Background: Severe Acute Respiratory Syndrome Coronavirus 2 (SARS-CoV-2) or COVID-19, has emerged as an epidemic contributing to more than 247,000 deaths worldwide as of 4th May 2020. It commonly presents with respiratory and occasionally gastrointestinal symptoms. Here we describe a rare case of COVID-19 presenting with acute psychosis which was also complicated by a false negative RT-PCR nasopharyngeal swab upon hospital admission.

Case Report: A 40 year old, previously fit and healthy male, presented to accident and emergency with respiratory tract symptoms and fever during the COVID-19 outbreak. His first RT-PCR nasopharyngeal swab tested negative for COVID-19, but due to a strong clinical suspicion of COVID-19, CT imaging was conducted which justified the sending of a repeat swab. In the meantime, he started to exhibit symptoms of acute psychosis such as hallucinations, paranoid delusions, an attempted suicide, derealisation and depersonalization. Due to failed conservative measures and haloperidol in managing acute psychosis, the patient was intubated for 24 hours. After extubating the patient recovered to baseline within 2 days.
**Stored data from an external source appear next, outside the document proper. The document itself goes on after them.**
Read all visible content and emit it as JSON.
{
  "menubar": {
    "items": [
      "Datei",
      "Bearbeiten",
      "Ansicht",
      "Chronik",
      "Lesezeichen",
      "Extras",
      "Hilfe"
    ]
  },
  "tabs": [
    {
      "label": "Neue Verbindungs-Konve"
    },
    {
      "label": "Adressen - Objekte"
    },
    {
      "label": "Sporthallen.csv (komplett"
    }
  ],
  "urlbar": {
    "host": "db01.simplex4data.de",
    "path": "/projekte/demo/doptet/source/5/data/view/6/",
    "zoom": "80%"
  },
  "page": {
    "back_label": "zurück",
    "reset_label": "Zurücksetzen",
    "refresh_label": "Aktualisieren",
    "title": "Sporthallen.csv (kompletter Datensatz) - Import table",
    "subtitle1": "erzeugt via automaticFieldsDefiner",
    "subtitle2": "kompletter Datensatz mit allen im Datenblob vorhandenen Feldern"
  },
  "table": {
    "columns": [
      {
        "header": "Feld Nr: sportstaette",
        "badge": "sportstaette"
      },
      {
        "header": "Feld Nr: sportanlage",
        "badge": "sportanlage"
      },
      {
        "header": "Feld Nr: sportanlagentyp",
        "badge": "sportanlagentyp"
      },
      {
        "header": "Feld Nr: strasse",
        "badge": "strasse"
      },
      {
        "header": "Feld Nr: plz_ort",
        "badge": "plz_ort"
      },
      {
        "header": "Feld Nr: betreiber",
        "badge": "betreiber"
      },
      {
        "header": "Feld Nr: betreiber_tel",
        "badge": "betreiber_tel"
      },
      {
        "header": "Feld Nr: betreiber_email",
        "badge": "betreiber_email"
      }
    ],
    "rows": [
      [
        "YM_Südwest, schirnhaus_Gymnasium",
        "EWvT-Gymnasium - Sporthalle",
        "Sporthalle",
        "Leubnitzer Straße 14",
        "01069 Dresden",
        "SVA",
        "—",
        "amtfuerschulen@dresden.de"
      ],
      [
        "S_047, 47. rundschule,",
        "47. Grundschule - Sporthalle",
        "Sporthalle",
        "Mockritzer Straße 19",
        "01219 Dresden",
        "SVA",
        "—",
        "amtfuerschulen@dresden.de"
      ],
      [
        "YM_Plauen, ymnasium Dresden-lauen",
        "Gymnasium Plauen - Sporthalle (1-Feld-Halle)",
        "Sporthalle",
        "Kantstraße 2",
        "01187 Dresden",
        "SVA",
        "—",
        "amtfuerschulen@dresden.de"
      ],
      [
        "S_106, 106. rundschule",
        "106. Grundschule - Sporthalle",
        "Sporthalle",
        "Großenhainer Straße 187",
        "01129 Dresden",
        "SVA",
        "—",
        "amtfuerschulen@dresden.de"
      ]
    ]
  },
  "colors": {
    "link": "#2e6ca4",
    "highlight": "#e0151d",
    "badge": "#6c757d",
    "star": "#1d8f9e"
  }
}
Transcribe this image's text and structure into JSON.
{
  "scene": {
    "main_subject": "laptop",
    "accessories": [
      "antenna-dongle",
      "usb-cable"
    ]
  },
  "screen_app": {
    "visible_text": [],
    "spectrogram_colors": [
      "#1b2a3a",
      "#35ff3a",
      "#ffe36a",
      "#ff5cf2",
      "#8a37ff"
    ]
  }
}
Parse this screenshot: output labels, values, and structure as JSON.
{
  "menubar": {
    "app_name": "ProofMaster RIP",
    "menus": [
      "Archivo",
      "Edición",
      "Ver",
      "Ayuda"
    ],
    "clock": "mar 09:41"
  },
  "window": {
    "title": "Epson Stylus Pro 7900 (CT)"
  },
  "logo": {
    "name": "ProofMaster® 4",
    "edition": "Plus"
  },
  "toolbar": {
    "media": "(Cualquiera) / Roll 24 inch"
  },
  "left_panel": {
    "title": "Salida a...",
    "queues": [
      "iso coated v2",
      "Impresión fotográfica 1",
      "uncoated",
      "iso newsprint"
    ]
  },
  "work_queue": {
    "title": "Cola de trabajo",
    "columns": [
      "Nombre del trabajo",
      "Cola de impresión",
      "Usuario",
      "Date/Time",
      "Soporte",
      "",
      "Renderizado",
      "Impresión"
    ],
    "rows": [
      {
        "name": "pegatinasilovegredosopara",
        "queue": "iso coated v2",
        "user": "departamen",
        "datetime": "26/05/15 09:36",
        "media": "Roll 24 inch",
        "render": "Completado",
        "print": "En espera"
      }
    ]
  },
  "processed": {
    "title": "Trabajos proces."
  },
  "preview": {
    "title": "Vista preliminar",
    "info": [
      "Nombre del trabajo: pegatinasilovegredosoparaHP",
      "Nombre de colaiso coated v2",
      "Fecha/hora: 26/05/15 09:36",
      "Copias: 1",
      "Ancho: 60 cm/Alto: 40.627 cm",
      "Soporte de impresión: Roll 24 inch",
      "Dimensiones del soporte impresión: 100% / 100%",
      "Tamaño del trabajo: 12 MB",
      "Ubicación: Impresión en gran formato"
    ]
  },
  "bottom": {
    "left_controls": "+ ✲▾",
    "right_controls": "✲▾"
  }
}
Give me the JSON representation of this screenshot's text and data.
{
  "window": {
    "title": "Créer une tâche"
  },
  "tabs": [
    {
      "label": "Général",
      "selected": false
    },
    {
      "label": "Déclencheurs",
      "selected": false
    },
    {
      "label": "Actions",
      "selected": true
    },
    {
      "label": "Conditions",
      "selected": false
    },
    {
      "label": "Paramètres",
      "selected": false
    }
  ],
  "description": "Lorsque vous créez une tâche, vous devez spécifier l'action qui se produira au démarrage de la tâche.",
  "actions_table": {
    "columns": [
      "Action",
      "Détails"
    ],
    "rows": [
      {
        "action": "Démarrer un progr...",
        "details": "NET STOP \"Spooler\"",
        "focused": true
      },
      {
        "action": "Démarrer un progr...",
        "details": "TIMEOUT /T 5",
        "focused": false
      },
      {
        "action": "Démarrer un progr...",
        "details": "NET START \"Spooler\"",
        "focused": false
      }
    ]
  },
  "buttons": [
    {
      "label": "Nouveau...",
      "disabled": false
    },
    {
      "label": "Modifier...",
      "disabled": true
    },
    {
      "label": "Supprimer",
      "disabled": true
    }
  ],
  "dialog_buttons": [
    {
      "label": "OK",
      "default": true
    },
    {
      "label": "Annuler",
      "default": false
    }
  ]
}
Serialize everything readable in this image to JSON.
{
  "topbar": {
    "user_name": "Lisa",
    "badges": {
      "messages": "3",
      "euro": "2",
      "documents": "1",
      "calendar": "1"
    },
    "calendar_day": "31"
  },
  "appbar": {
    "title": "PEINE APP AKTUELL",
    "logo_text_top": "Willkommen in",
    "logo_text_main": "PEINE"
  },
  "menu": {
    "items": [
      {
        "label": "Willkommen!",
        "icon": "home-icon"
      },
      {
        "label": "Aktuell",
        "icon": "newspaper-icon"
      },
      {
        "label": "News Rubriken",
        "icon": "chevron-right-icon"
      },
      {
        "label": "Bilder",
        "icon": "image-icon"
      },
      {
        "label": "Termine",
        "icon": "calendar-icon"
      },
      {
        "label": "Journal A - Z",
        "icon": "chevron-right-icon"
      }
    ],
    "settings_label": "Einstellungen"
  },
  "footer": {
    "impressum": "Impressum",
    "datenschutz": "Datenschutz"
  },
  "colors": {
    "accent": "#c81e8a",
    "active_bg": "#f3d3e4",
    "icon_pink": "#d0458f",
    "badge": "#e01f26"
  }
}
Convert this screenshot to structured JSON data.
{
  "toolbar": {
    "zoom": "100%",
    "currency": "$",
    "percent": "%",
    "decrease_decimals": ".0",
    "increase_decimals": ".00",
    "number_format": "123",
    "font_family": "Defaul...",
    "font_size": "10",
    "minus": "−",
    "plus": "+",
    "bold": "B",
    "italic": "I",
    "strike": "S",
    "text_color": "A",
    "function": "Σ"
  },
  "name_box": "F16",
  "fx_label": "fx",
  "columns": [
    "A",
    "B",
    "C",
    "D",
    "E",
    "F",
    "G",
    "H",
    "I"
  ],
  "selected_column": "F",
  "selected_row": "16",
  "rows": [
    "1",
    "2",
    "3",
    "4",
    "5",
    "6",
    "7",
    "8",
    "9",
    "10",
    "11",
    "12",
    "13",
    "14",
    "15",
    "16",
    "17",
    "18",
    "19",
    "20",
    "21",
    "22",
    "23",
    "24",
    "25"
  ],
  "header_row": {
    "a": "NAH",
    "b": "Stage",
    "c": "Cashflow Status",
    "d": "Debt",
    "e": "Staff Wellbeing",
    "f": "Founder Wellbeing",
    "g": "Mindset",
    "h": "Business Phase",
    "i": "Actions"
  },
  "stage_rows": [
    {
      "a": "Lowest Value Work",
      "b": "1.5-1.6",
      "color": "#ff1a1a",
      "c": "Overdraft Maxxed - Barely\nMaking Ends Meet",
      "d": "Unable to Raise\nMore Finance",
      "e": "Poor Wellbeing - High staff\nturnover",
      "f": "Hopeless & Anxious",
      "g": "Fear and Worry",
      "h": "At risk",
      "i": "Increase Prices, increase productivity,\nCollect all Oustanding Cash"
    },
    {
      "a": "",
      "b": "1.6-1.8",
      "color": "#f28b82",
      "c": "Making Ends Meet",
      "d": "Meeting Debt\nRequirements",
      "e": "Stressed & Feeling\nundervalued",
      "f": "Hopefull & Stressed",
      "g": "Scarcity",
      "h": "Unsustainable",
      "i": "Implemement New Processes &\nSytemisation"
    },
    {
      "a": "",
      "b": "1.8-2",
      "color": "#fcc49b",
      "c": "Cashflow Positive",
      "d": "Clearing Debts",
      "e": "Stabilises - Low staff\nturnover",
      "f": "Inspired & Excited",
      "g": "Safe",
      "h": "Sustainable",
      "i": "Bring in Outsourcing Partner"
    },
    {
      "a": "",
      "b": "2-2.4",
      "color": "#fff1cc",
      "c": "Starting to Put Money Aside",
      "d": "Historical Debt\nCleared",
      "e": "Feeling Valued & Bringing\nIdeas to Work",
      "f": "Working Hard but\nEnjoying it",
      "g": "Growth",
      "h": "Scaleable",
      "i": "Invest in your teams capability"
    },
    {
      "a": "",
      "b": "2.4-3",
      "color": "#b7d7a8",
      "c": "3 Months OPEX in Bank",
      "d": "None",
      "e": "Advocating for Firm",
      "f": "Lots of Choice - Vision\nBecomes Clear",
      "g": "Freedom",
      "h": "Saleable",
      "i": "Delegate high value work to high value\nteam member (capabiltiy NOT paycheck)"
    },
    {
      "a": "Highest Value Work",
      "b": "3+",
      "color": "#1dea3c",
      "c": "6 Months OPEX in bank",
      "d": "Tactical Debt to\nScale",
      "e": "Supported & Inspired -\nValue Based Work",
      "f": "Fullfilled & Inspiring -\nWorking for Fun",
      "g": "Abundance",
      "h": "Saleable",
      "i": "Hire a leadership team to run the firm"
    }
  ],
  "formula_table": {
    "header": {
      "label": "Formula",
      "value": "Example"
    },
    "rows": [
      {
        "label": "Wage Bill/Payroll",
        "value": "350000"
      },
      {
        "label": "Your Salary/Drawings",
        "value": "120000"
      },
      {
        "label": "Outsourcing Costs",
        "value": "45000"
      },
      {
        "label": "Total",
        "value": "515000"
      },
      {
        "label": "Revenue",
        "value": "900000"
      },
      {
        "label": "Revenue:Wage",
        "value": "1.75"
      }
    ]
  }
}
Discussion: There are two clinically relevant learning points to be noted from this case report. Firstly, RT-PCR nasopharyngeal COVID-19 swabs are estimated to be only 70-75% sensitive, whereas CT scan changes are estimated to be as high as 97%-98% sensitive. CT imaging can thus be useful when there is a strong suspicion of COVID-19 despite negative nasopharyngeal swabs. Secondly, in order to reduce the work of breathing secondary to agitation, the cross-infection risks to others, and the risk of repeated suicide attempts, this patient was successfully managed with intubation and ventilation, despite the absence of respiratory failure.

Conclusion: False negative rate with RT-PCR COVID-19 nasopharyngeal swabs is high and this identifies a crucial diagnostic role for CT Thorax in swab-negative, symptomatic patients with suspected COVID-19. Secondly, acute psychosis is an emerging indication for intubation to consider when managing patients with highly virulent respiratory infections, such as COVID -19.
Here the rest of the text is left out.